…or, more honestly, some fevered blather about Network.
Let’s dispense with the preliminaries. Last night, unable to resist temptation, I made my first visit to London’s oldest cinema – beautifully restored and reconditioned by the University of Westminster crew – to see two firm favourites in a Lumet double-bill: 12 Angry Men and Network. Better yet, I was with someone who had never seen either before. I was seething with jealousy – imagine your first time with these two on a big screen! – but also able to enjoy a vicarious thrill through her pleasingly audible gasps and wry laughter.
It’s a lovely place; all olive green velvet seats and slightly-too-loud speakers, with a delightful bar and nerd-pleasing programming of the kind I once gobbled up eagerly every weekend at the Riverside Studios in Hammersmith. And that brings us neatly back to Network.

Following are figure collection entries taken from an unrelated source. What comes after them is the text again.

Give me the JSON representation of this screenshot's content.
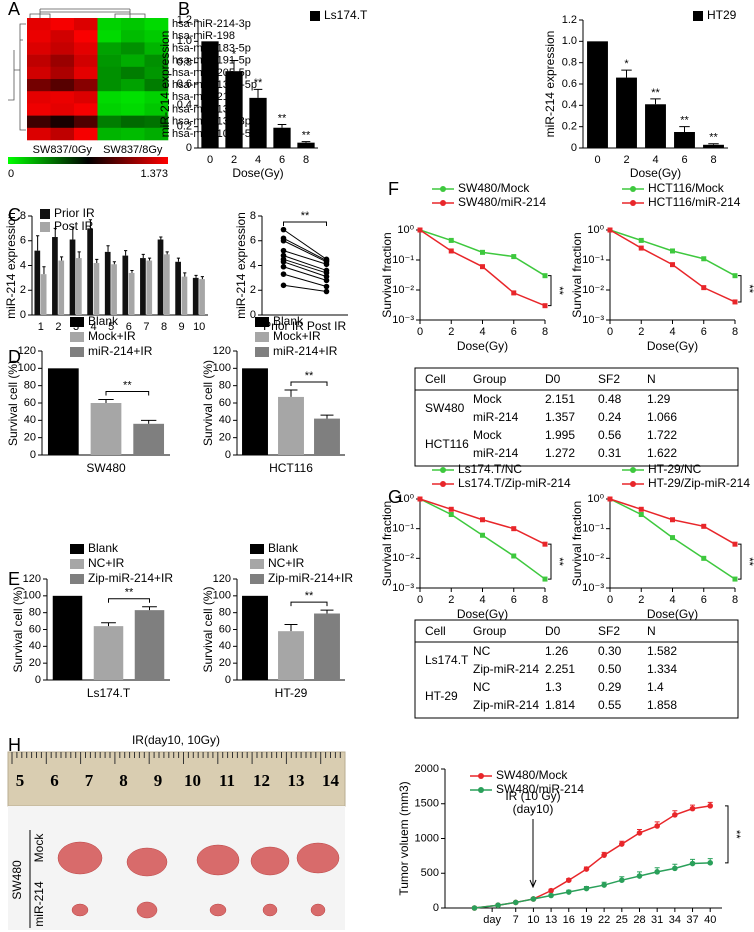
{
  "panels": [
    "A",
    "B",
    "C",
    "D",
    "E",
    "F",
    "G",
    "H"
  ],
  "heatmap": {
    "rows": [
      "hsa-miR-214-3p",
      "hsa-miR-198",
      "hsa-miR-183-5p",
      "hsa-miR-191-5p",
      "hsa-miR-205-5p",
      "hsa-miR-135b-5p",
      "hsa-miR-210",
      "hsa-miR-134",
      "hsa-miR-132-3p",
      "hsa-miR-106a-5p"
    ],
    "columns": [
      "SW837/0Gy",
      "SW837/8Gy"
    ],
    "colorbar": [
      0,
      1.373
    ],
    "values": [
      [
        1.3,
        1.35,
        1.28,
        0.12,
        0.15,
        0.1
      ],
      [
        1.32,
        1.25,
        1.36,
        0.1,
        0.18,
        0.14
      ],
      [
        1.28,
        1.22,
        1.3,
        0.25,
        0.3,
        0.2
      ],
      [
        1.2,
        1.1,
        1.25,
        0.28,
        0.22,
        0.3
      ],
      [
        1.25,
        1.15,
        1.3,
        0.3,
        0.35,
        0.28
      ],
      [
        1.0,
        0.92,
        1.05,
        0.3,
        0.25,
        0.35
      ],
      [
        1.3,
        1.32,
        1.28,
        0.1,
        0.08,
        0.12
      ],
      [
        1.33,
        1.3,
        1.35,
        0.12,
        0.1,
        0.15
      ],
      [
        0.85,
        0.75,
        0.9,
        0.35,
        0.4,
        0.38
      ],
      [
        1.28,
        1.2,
        1.35,
        0.2,
        0.18,
        0.22
      ]
    ]
  },
  "chart_data": [
    {
      "type": "bar",
      "legend": "upper right",
      "categories": [
        "0",
        "2",
        "4",
        "6",
        "8"
      ],
      "series": [
        {
          "name": "Ls174.T",
          "color": "#000000",
          "values": [
            1,
            0.72,
            0.47,
            0.19,
            0.05
          ],
          "errors": [
            null,
            0.1,
            0.08,
            0.03,
            0.01
          ],
          "sig": [
            null,
            "*",
            "**",
            "**",
            "**"
          ]
        }
      ],
      "ylim": [
        0,
        1.2
      ],
      "yticks": [
        0,
        0.2,
        0.4,
        0.6,
        0.8,
        {
          "value": 1,
          "label": "1.0"
        },
        1.2
      ],
      "ylabel": "miR-214 expression",
      "xlabel": "Dose(Gy)"
    },
    {
      "type": "bar",
      "legend": "upper right",
      "categories": [
        "0",
        "2",
        "4",
        "6",
        "8"
      ],
      "series": [
        {
          "name": "HT29",
          "color": "#000000",
          "values": [
            1,
            0.66,
            0.41,
            0.15,
            0.03
          ],
          "errors": [
            null,
            0.07,
            0.05,
            0.05,
            0.01
          ],
          "sig": [
            null,
            "*",
            "**",
            "**",
            "**"
          ]
        }
      ],
      "ylim": [
        0,
        1.2
      ],
      "yticks": [
        0,
        0.2,
        0.4,
        0.6,
        0.8,
        {
          "value": 1,
          "label": "1.0"
        },
        1.2
      ],
      "ylabel": "miR-214 expression",
      "xlabel": "Dose(Gy)"
    },
    {
      "type": "bar",
      "legend": "upper left",
      "categories": [
        "1",
        "2",
        "3",
        "4",
        "5",
        "6",
        "7",
        "8",
        "9",
        "10"
      ],
      "series": [
        {
          "name": "Prior IR",
          "color": "#111111",
          "values": [
            5.2,
            6.3,
            6.1,
            7.0,
            5.1,
            4.8,
            4.6,
            6.1,
            4.3,
            3.0
          ],
          "errors": [
            1.2,
            0.7,
            1.0,
            0.7,
            0.5,
            0.4,
            0.3,
            0.2,
            0.3,
            0.2
          ]
        },
        {
          "name": "Post IR",
          "color": "#a6a6a6",
          "values": [
            3.3,
            4.4,
            4.6,
            4.2,
            4.1,
            3.4,
            4.4,
            4.9,
            3.1,
            2.9
          ],
          "errors": [
            0.6,
            0.3,
            0.5,
            0.3,
            0.2,
            0.2,
            0.2,
            0.2,
            0.3,
            0.2
          ]
        }
      ],
      "ylim": [
        0,
        8
      ],
      "yticks": [
        0,
        2,
        4,
        6,
        8
      ],
      "ylabel": "miR-214 expression"
    },
    {
      "type": "paired",
      "categories": [
        "Prior IR",
        "Post IR"
      ],
      "pairs": [
        [
          6.9,
          4.5
        ],
        [
          6.2,
          4.4
        ],
        [
          6.0,
          4.3
        ],
        [
          5.2,
          4.1
        ],
        [
          4.8,
          3.6
        ],
        [
          4.5,
          3.4
        ],
        [
          4.3,
          3.1
        ],
        [
          3.9,
          2.8
        ],
        [
          3.3,
          2.3
        ],
        [
          2.4,
          1.9
        ]
      ],
      "sig": "**",
      "ylim": [
        0,
        8
      ],
      "yticks": [
        0,
        2,
        4,
        6,
        8
      ],
      "ylabel": "miR-214 expression"
    },
    {
      "type": "bar",
      "legend": "top",
      "categories": [
        "Blank",
        "Mock+IR",
        "miR-214+IR"
      ],
      "colors": [
        "#000000",
        "#a6a6a6",
        "#7f7f7f"
      ],
      "series": [
        {
          "values": [
            100,
            60,
            36
          ],
          "errors": [
            null,
            4,
            4
          ]
        }
      ],
      "sig": "**",
      "xlabel": "SW480",
      "ylabel": "Survival cell (%)",
      "ylim": [
        0,
        120
      ],
      "yticks": [
        0,
        20,
        40,
        60,
        80,
        100,
        120
      ]
    },
    {
      "type": "bar",
      "legend": "top",
      "categories": [
        "Blank",
        "Mock+IR",
        "miR-214+IR"
      ],
      "colors": [
        "#000000",
        "#a6a6a6",
        "#7f7f7f"
      ],
      "series": [
        {
          "values": [
            100,
            67,
            42
          ],
          "errors": [
            null,
            8,
            4
          ]
        }
      ],
      "sig": "**",
      "xlabel": "HCT116",
      "ylabel": "Survival cell (%)",
      "ylim": [
        0,
        120
      ],
      "yticks": [
        0,
        20,
        40,
        60,
        80,
        100,
        120
      ]
    },
    {
      "type": "bar",
      "legend": "top",
      "categories": [
        "Blank",
        "NC+IR",
        "Zip-miR-214+IR"
      ],
      "colors": [
        "#000000",
        "#a6a6a6",
        "#7f7f7f"
      ],
      "series": [
        {
          "values": [
            100,
            64,
            83
          ],
          "errors": [
            null,
            4,
            4
          ]
        }
      ],
      "sig": "**",
      "xlabel": "Ls174.T",
      "ylabel": "Survival cell (%)",
      "ylim": [
        0,
        120
      ],
      "yticks": [
        0,
        20,
        40,
        60,
        80,
        100,
        120
      ]
    },
    {
      "type": "bar",
      "legend": "top",
      "categories": [
        "Blank",
        "NC+IR",
        "Zip-miR-214+IR"
      ],
      "colors": [
        "#000000",
        "#a6a6a6",
        "#7f7f7f"
      ],
      "series": [
        {
          "values": [
            100,
            58,
            79
          ],
          "errors": [
            null,
            8,
            4
          ]
        }
      ],
      "sig": "**",
      "xlabel": "HT-29",
      "ylabel": "Survival cell (%)",
      "ylim": [
        0,
        120
      ],
      "yticks": [
        0,
        20,
        40,
        60,
        80,
        100,
        120
      ]
    },
    {
      "type": "line",
      "log_y": true,
      "legend": "top",
      "x": [
        0,
        2,
        4,
        6,
        8
      ],
      "series": [
        {
          "name": "SW480/Mock",
          "color": "#3ec83e",
          "values": [
            1,
            0.45,
            0.18,
            0.13,
            0.03
          ]
        },
        {
          "name": "SW480/miR-214",
          "color": "#e8262a",
          "values": [
            1,
            0.2,
            0.06,
            0.008,
            0.003
          ]
        }
      ],
      "xlim": [
        0,
        8
      ],
      "xticks": [
        0,
        2,
        4,
        6,
        8
      ],
      "ylim": [
        0.001,
        1
      ],
      "yticks": [
        {
          "value": 0.001,
          "label": "10⁻³"
        },
        {
          "value": 0.01,
          "label": "10⁻²"
        },
        {
          "value": 0.1,
          "label": "10⁻¹"
        },
        {
          "value": 1,
          "label": "10⁰"
        }
      ],
      "xlabel": "Dose(Gy)",
      "ylabel": "Survival fraction",
      "sig": "**"
    },
    {
      "type": "line",
      "log_y": true,
      "legend": "top",
      "x": [
        0,
        2,
        4,
        6,
        8
      ],
      "series": [
        {
          "name": "HCT116/Mock",
          "color": "#3ec83e",
          "values": [
            1,
            0.45,
            0.2,
            0.11,
            0.03
          ]
        },
        {
          "name": "HCT116/miR-214",
          "color": "#e8262a",
          "values": [
            1,
            0.25,
            0.07,
            0.012,
            0.004
          ]
        }
      ],
      "xlim": [
        0,
        8
      ],
      "xticks": [
        0,
        2,
        4,
        6,
        8
      ],
      "ylim": [
        0.001,
        1
      ],
      "yticks": [
        {
          "value": 0.001,
          "label": "10⁻³"
        },
        {
          "value": 0.01,
          "label": "10⁻²"
        },
        {
          "value": 0.1,
          "label": "10⁻¹"
        },
        {
          "value": 1,
          "label": "10⁰"
        }
      ],
      "xlabel": "Dose(Gy)",
      "ylabel": "Survival fraction",
      "sig": "**"
    },
    {
      "type": "line",
      "log_y": true,
      "legend": "top",
      "x": [
        0,
        2,
        4,
        6,
        8
      ],
      "series": [
        {
          "name": "Ls174.T/NC",
          "color": "#3ec83e",
          "values": [
            1,
            0.3,
            0.06,
            0.012,
            0.002
          ]
        },
        {
          "name": "Ls174.T/Zip-miR-214",
          "color": "#e8262a",
          "values": [
            1,
            0.45,
            0.2,
            0.1,
            0.03
          ]
        }
      ],
      "xlim": [
        0,
        8
      ],
      "xticks": [
        0,
        2,
        4,
        6,
        8
      ],
      "ylim": [
        0.001,
        1
      ],
      "yticks": [
        {
          "value": 0.001,
          "label": "10⁻³"
        },
        {
          "value": 0.01,
          "label": "10⁻²"
        },
        {
          "value": 0.1,
          "label": "10⁻¹"
        },
        {
          "value": 1,
          "label": "10⁰"
        }
      ],
      "xlabel": "Dose(Gy)",
      "ylabel": "Survival fraction",
      "sig": "**"
    },
    {
      "type": "line",
      "log_y": true,
      "legend": "top",
      "x": [
        0,
        2,
        4,
        6,
        8
      ],
      "series": [
        {
          "name": "HT-29/NC",
          "color": "#3ec83e",
          "values": [
            1,
            0.3,
            0.05,
            0.01,
            0.002
          ]
        },
        {
          "name": "HT-29/Zip-miR-214",
          "color": "#e8262a",
          "values": [
            1,
            0.45,
            0.2,
            0.12,
            0.03
          ]
        }
      ],
      "xlim": [
        0,
        8
      ],
      "xticks": [
        0,
        2,
        4,
        6,
        8
      ],
      "ylim": [
        0.001,
        1
      ],
      "yticks": [
        {
          "value": 0.001,
          "label": "10⁻³"
        },
        {
          "value": 0.01,
          "label": "10⁻²"
        },
        {
          "value": 0.1,
          "label": "10⁻¹"
        },
        {
          "value": 1,
          "label": "10⁰"
        }
      ],
      "xlabel": "Dose(Gy)",
      "ylabel": "Survival fraction",
      "sig": "**"
    },
    {
      "type": "line",
      "legend": "upper left",
      "x": [
        0,
        4,
        7,
        10,
        13,
        16,
        19,
        22,
        25,
        28,
        31,
        34,
        37,
        40
      ],
      "series": [
        {
          "name": "SW480/Mock",
          "color": "#e8262a",
          "values": [
            0,
            40,
            80,
            130,
            250,
            400,
            560,
            760,
            920,
            1080,
            1180,
            1340,
            1430,
            1470
          ],
          "errors": [
            null,
            null,
            10,
            15,
            20,
            25,
            30,
            40,
            40,
            50,
            60,
            60,
            50,
            50
          ]
        },
        {
          "name": "SW480/miR-214",
          "color": "#2aa05a",
          "values": [
            0,
            40,
            80,
            130,
            180,
            230,
            280,
            330,
            400,
            460,
            520,
            570,
            640,
            650
          ],
          "errors": [
            null,
            null,
            10,
            15,
            20,
            25,
            30,
            40,
            50,
            60,
            60,
            60,
            60,
            60
          ]
        }
      ],
      "xlim": [
        -5,
        42
      ],
      "xticks": [
        {
          "value": 3,
          "label": "day"
        },
        7,
        10,
        13,
        16,
        19,
        22,
        25,
        28,
        31,
        34,
        37,
        40
      ],
      "ylim": [
        0,
        2000
      ],
      "yticks": [
        0,
        500,
        1000,
        1500,
        2000
      ],
      "ylabel": "Tumor voluem (mm3)",
      "sig": "**",
      "annotation": [
        "IR (10 Gy)",
        "(day10)"
      ]
    }
  ],
  "tables": [
    {
      "columns": [
        "Cell",
        "Group",
        "D0",
        "SF2",
        "N"
      ],
      "groups": [
        {
          "cell": "SW480",
          "rows": [
            [
              "Mock",
              "2.151",
              "0.48",
              "1.29"
            ],
            [
              "miR-214",
              "1.357",
              "0.24",
              "1.066"
            ]
          ]
        },
        {
          "cell": "HCT116",
          "rows": [
            [
              "Mock",
              "1.995",
              "0.56",
              "1.722"
            ],
            [
              "miR-214",
              "1.272",
              "0.31",
              "1.622"
            ]
          ]
        }
      ]
    },
    {
      "columns": [
        "Cell",
        "Group",
        "D0",
        "SF2",
        "N"
      ],
      "groups": [
        {
          "cell": "Ls174.T",
          "rows": [
            [
              "NC",
              "1.26",
              "0.30",
              "1.582"
            ],
            [
              "Zip-miR-214",
              "2.251",
              "0.50",
              "1.334"
            ]
          ]
        },
        {
          "cell": "HT-29",
          "rows": [
            [
              "NC",
              "1.3",
              "0.29",
              "1.4"
            ],
            [
              "Zip-miR-214",
              "1.814",
              "0.55",
              "1.858"
            ]
          ]
        }
      ]
    }
  ],
  "photo": {
    "title": "IR(day10, 10Gy)",
    "ruler": [
      5,
      6,
      7,
      8,
      9,
      10,
      11,
      12,
      13,
      14
    ],
    "cell": "SW480",
    "groups": [
      "Mock",
      "miR-214"
    ]
  }
}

Oh, Network. How I love Network. The only script I can think of that gives me more knee-trembling writerly joy is The Lion in Winter. Viciously satirical, horrifyingly prophetic – it sings a lament of simpler days through the voice of William Holden’s romantically ravaged news editor, Max, every bit as warped and dreadful in his own way as the glittery-eyed youth, reared on television, that he is obsessed with and disgusted by. Faye Dunaway’s huntress Diana is revelatory, fascinating – her allure is complex, her unapologetic heart worn right on the sleeves of her half-buttoned blouse. Draped across a frame achingly thin for the time and with an imperfect smile in an other-worldly face, her glassy-eyed inability to connect with anything other than ratings is chilling but somehow still attractive. And then the articulated rage, the cinematic dynamite that is Peter Finch’s drunk, suicidal, surplus-to-requirements news anchor Howard Beale, releasing the bottled anguish, the impotent fury, that dwells in all hearts and can never be extinguished.
When Beale has his come-to-Jesus moment at the hands of a capitalism-rapt network exec it’s simply one of the most gorgeous scenes committed to film. Atmospheric and elegant, menacing yet comically bizarre. Lumet is sparing with the psychedelia so the dreamlike, interrogatory shots are all the more impactful when they hit. The conceit of the documentary narrator is blissfully jarring. A few years later, Hal Ashby’s Being There will pick up the theme of the modern Messiah and do it justice too, the equally blistering satire cloaked in a gentler, more parodic comedy. But here, here there are sharply witty, audacious exchanges Aaron Sorkin would kill to reproduce. No punches are pulled or speeches left undelivered. No spittle-flecked rant from Robert Duvall’s hatchet man left unspoken, no brutal truth unrevealed.
I feel exhausted just thinking about it, but it’s a post-exertion exhaustion, self-satisfied and glowing, as if I had anything to do with the brilliance of a film made several years before I was born but more unspeakably prophetic than ever.
There. Now I have left nothing unsaid. And nothing left to say.